Check when statistics were last reset before acting on zero-scan counts:
SELECT stats_reset FROM pg_stat_database WHERE datname = current_database();
If stats_reset was yesterday, a zero scan count is not evidence. If it was 60+ days ago, it is reliable.
- Duplicate indexes — same table, same column list:
SELECT
indrelid::regclass AS tablename,
array_agg(indexrelid::regclass ORDER BY pg_relation_size(indexrelid) DESC) AS indexes,
array_agg(pg_size_pretty(pg_relation_size(indexrelid)) ORDER BY pg_relation_size(indexrelid) DESC) AS sizes
FROM pg_index
GROUP BY indrelid, indkey
HAVING count(*) > 1;
Two indexes on (customer_id) with identical definitions are pure overhead — keep the one with higher idx_scan and drop the other. Duplicates often result from migration tools generating a new index when a unique constraint was added on a column that already had a regular index.
- Bloated or low-use large indexes — high storage cost relative to usage:
SELECT
s.indexrelid::regclass AS indexname,
s.tablename,
s.idx_scan,
pg_size_pretty(pg_relation_size(s.indexrelid)) AS index_size,
pg_relation_size(s.indexrelid) AS raw_size
FROM pg_stat_user_indexes s
WHERE s.idx_scan < 10
ORDER BY raw_size DESC
LIMIT 10;
An index with fewer than 10 scans that takes 5 GB of storage is worth examining closely. Combine with the age of statistics reset to determine if ”< 10 scans” reflects weeks of production traffic or just a few hours.
- Tables with high sequential scan counts and missing indexes — potential missing indexes:
SELECT
relname,
seq_scan,
idx_scan,
n_live_tup,
seq_scan - idx_scan AS seq_excess
FROM pg_stat_user_tables
WHERE seq_scan > idx_scan
AND n_live_tup > 10000
AND seq_scan > 100
ORDER BY seq_scan DESC
LIMIT 15;
A table with 500,000 rows where seq_scan = 10000 and idx_scan = 50 is performing full table scans on almost every access. Pair this with EXPLAIN (ANALYZE) on the most frequent queries against that table to identify which column would benefit from an index.

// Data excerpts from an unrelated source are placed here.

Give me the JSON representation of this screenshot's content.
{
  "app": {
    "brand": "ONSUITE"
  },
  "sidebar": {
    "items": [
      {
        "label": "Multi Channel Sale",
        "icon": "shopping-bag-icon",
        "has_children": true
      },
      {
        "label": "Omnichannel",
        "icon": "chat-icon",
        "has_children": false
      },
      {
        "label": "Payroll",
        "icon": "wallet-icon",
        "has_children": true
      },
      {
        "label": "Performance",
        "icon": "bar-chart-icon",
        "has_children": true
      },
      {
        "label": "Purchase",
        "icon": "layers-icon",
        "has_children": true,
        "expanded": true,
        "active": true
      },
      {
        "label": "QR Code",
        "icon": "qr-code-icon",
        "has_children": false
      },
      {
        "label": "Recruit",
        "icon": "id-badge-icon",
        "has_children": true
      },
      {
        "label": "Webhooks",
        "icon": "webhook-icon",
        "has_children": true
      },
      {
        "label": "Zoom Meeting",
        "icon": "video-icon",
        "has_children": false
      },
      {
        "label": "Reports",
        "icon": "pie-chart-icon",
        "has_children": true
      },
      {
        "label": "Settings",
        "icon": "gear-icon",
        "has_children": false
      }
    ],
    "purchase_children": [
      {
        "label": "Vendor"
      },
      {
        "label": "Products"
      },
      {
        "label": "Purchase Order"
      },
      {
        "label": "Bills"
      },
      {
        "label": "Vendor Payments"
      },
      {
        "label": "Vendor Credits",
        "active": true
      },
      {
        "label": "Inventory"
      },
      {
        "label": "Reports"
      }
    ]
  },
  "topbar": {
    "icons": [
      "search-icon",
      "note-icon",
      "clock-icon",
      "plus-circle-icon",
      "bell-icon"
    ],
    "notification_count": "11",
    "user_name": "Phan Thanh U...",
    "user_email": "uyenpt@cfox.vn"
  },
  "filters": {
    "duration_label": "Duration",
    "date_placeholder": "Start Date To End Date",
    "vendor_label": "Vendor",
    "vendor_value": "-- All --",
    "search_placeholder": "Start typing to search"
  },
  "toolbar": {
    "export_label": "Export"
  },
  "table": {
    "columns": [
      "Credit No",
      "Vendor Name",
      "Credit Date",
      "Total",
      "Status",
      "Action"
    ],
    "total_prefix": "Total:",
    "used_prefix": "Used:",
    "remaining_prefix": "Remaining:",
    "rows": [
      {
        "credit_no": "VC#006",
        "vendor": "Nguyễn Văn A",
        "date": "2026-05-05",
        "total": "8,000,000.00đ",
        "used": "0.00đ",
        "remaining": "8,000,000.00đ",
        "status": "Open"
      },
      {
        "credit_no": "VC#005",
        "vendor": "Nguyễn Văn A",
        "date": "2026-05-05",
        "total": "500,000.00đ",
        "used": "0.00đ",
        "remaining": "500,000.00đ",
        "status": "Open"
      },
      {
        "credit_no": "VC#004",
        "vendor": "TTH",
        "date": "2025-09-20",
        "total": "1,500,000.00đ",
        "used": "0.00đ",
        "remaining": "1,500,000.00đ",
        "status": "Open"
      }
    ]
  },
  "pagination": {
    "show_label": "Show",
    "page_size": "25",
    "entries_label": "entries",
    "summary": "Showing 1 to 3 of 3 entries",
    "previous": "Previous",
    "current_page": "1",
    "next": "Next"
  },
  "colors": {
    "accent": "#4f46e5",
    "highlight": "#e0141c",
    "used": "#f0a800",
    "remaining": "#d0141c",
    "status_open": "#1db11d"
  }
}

- Invalid indexes — indexes that must be rebuilt:
SELECT
indexrelid::regclass AS indexname,
indrelid::regclass AS tablename,
pg_size_pretty(pg_relation_size(indexrelid)) AS index_size
FROM pg_index
WHERE NOT indisvalid;
An invalid index results from a CREATE INDEX CONCURRENTLY that failed partway through, typically due to a deadlock or constraint violation. PostgreSQL keeps the partially-built index but marks it as invalid — it takes up space and triggers write maintenance but is never used by the planner. These must be rebuilt or dropped.
Decision Tree
flowchart TD
A[Index audit triggered] --> B{stats_reset recent?}
B -->|yes — under 30 days| C[Wait for 30 days of data before removing]
B -->|no — over 30 days of data| D{idx_scan = 0 indexes found?}
D -->|yes| E{Primary key or unique constraint?}
E -->|yes| F[Keep — data integrity requirement]
E -->|no| G[DROP INDEX CONCURRENTLY]
D -->|no| H{Duplicate indexes found?}
H -->|yes| I[Keep higher-scan index — drop duplicate]
H -->|no| J{Invalid indexes found?}
J -->|yes| K[REINDEX CONCURRENTLY]
J -->|no| L{High seq_scan on large table?}
L -->|yes| M[EXPLAIN slow query — add covering index]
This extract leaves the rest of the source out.